Dall’Asia all’Europa crescono i divieti per Uber

Non c’è pace per Uber. Il servizio per prenotare un’auto con conducente via smartphone continua ad attrarre investitori, ma insieme al business crescono anche i problemi in termini di concorrenza ai taxi e soprattutto di sicurezza dei passeggeri. Un tema ancor più pressante dopo l’accusa di stupro rivolta a due autisti in India e a Boston.

I divieti di portare avanti l’attività sono sempre di più, dagli Usa all’Europa fino all’Asia.

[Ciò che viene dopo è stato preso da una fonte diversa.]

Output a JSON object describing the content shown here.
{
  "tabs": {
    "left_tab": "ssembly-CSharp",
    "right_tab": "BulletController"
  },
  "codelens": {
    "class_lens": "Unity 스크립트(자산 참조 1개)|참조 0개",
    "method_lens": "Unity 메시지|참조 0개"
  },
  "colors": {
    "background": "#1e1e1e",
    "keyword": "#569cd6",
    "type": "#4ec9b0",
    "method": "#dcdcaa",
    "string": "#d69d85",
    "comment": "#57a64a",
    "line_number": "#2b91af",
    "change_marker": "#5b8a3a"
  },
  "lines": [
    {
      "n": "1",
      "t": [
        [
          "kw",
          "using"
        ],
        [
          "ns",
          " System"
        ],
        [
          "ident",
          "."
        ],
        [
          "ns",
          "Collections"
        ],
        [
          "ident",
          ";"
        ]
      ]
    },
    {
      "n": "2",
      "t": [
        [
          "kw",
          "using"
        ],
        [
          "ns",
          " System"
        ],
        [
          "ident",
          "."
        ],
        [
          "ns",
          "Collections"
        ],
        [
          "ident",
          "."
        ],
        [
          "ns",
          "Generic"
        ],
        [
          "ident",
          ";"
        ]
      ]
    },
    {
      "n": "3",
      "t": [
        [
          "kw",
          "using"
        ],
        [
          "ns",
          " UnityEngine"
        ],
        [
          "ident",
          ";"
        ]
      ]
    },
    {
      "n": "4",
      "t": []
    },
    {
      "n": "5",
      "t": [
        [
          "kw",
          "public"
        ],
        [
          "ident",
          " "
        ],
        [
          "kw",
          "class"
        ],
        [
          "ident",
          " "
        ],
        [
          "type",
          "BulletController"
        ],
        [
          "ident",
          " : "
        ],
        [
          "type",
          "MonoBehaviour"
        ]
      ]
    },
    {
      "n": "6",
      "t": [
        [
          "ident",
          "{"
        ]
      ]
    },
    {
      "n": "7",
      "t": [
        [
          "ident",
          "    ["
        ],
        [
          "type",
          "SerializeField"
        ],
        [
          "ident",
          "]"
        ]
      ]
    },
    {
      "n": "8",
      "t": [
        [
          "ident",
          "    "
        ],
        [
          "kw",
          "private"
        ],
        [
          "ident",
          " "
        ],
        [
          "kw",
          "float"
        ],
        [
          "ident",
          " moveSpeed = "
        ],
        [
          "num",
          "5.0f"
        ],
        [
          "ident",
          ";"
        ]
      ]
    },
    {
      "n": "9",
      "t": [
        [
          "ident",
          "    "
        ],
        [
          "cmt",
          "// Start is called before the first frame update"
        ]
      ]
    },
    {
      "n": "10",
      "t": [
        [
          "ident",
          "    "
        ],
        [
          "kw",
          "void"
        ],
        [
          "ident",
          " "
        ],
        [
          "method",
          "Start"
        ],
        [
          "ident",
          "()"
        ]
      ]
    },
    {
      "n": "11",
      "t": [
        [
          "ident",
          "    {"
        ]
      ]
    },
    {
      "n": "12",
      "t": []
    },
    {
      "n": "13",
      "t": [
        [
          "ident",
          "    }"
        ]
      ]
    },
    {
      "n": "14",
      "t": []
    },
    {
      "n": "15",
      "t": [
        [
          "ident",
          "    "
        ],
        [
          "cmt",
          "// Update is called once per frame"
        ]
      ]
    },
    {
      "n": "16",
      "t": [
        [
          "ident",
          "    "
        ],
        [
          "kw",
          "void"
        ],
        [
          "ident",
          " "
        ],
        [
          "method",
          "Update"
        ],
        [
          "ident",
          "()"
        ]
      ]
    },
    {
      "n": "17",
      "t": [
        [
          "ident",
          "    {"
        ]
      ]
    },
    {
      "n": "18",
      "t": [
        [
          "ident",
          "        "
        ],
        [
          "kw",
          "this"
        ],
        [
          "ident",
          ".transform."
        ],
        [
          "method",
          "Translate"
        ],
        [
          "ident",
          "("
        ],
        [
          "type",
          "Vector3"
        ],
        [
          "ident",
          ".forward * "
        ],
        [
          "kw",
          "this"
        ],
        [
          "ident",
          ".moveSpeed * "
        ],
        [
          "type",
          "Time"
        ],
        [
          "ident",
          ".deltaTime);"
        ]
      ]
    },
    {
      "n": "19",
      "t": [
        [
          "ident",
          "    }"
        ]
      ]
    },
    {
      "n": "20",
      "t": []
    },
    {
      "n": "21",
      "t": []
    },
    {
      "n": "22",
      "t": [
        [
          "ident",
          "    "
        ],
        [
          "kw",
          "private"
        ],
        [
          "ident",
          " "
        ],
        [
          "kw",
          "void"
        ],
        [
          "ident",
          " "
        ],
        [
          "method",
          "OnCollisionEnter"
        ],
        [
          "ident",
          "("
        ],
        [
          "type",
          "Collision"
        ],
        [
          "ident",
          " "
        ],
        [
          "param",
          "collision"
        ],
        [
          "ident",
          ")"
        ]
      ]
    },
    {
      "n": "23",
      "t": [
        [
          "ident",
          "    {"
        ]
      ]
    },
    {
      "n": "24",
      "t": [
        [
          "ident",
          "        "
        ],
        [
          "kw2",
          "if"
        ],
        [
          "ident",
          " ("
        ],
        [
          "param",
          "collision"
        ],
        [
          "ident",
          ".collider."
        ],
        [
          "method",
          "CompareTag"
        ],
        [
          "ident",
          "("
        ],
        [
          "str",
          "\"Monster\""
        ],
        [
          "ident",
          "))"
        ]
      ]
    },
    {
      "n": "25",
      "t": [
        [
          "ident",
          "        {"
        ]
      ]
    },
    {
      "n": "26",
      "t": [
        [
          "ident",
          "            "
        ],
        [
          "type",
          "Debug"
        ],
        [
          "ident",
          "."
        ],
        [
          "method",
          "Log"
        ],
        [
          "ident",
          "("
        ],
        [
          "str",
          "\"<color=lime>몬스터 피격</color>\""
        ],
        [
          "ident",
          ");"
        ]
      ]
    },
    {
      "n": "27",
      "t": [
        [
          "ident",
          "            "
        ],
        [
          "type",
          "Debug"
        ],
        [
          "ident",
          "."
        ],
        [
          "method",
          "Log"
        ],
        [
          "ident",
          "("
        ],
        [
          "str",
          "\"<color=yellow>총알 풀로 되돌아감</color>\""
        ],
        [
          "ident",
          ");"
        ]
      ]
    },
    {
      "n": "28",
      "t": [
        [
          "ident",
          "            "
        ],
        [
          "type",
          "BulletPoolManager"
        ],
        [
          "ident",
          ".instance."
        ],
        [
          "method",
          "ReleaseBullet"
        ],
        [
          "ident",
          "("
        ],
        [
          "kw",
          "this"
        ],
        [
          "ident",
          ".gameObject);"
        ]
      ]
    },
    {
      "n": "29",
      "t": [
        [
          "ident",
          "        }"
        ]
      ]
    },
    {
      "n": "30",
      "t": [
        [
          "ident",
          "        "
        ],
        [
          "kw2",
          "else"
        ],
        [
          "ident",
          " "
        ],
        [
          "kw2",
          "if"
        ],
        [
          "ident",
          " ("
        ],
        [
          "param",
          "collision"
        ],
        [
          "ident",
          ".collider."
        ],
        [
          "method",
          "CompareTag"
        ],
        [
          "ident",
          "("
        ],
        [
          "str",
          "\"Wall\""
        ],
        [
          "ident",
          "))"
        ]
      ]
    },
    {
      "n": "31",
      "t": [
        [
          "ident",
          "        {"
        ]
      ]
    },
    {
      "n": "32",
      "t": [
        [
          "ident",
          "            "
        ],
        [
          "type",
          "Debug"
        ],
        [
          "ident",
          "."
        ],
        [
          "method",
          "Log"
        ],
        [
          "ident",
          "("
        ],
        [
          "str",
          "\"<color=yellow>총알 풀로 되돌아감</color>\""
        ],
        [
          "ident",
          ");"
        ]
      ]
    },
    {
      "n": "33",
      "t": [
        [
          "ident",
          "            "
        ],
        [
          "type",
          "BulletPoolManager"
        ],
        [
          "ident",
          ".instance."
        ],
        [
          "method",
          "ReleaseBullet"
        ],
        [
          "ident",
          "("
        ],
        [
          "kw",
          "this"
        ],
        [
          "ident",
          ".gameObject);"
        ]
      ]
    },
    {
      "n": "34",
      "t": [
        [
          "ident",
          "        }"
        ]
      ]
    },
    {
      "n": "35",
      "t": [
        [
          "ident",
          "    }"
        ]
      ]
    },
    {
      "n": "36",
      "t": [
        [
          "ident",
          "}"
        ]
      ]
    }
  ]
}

L’ultimo caso è quello di Taiwan, secondo cui la compagnia ”viola la legge” perché non ha la licenza per operare nei trasporti e assume autisti anch’essi sprovvisti di licenza, mettendo a rischio i passeggeri. Altra questione spinosa è legata a UberPop, il servizio che consente di ottenere passaggi da privato a privato, senza licenze. Il servizio è stato recentemente definito ”illegale” dal ministro dei Trasporti Maurizio Lupi, che ha sottolineato la necessità di garantire la sicurezza dei cittadini.   

Alle critiche Uber ha risposto annunciando una stretta sulla sicurezza con misure come lo sviluppo di tecnologie per verificare gli autisti attraverso il riconoscimento biometrico e l’uso di nuovi sistemi, inclusa la macchina della verità, per controllare il passato dei conducenti in quei paesi dove non è facile accedere alle fedine penali.   

Oltre a Taiwan, Uber è osservato speciale anche in Thailandia, Vietnam e Singapore. E Fuori dall’Asia le cose non vanno meglio. Il servizio è vietato nello stato Usa del Nevada, mentre nelle città californiane di San Francisco e Los Angeles sono in corso due cause civili. In Europa, Spagna e Francia hanno deciso di vietare le attività di Uber dopo le proteste dei tassisti, e il Belgio ha messo la società sotto la lente del fisco. In questo quadro la Commissione Ue ha più volte ribadito che la legislazione in materia compete agli Stati membri.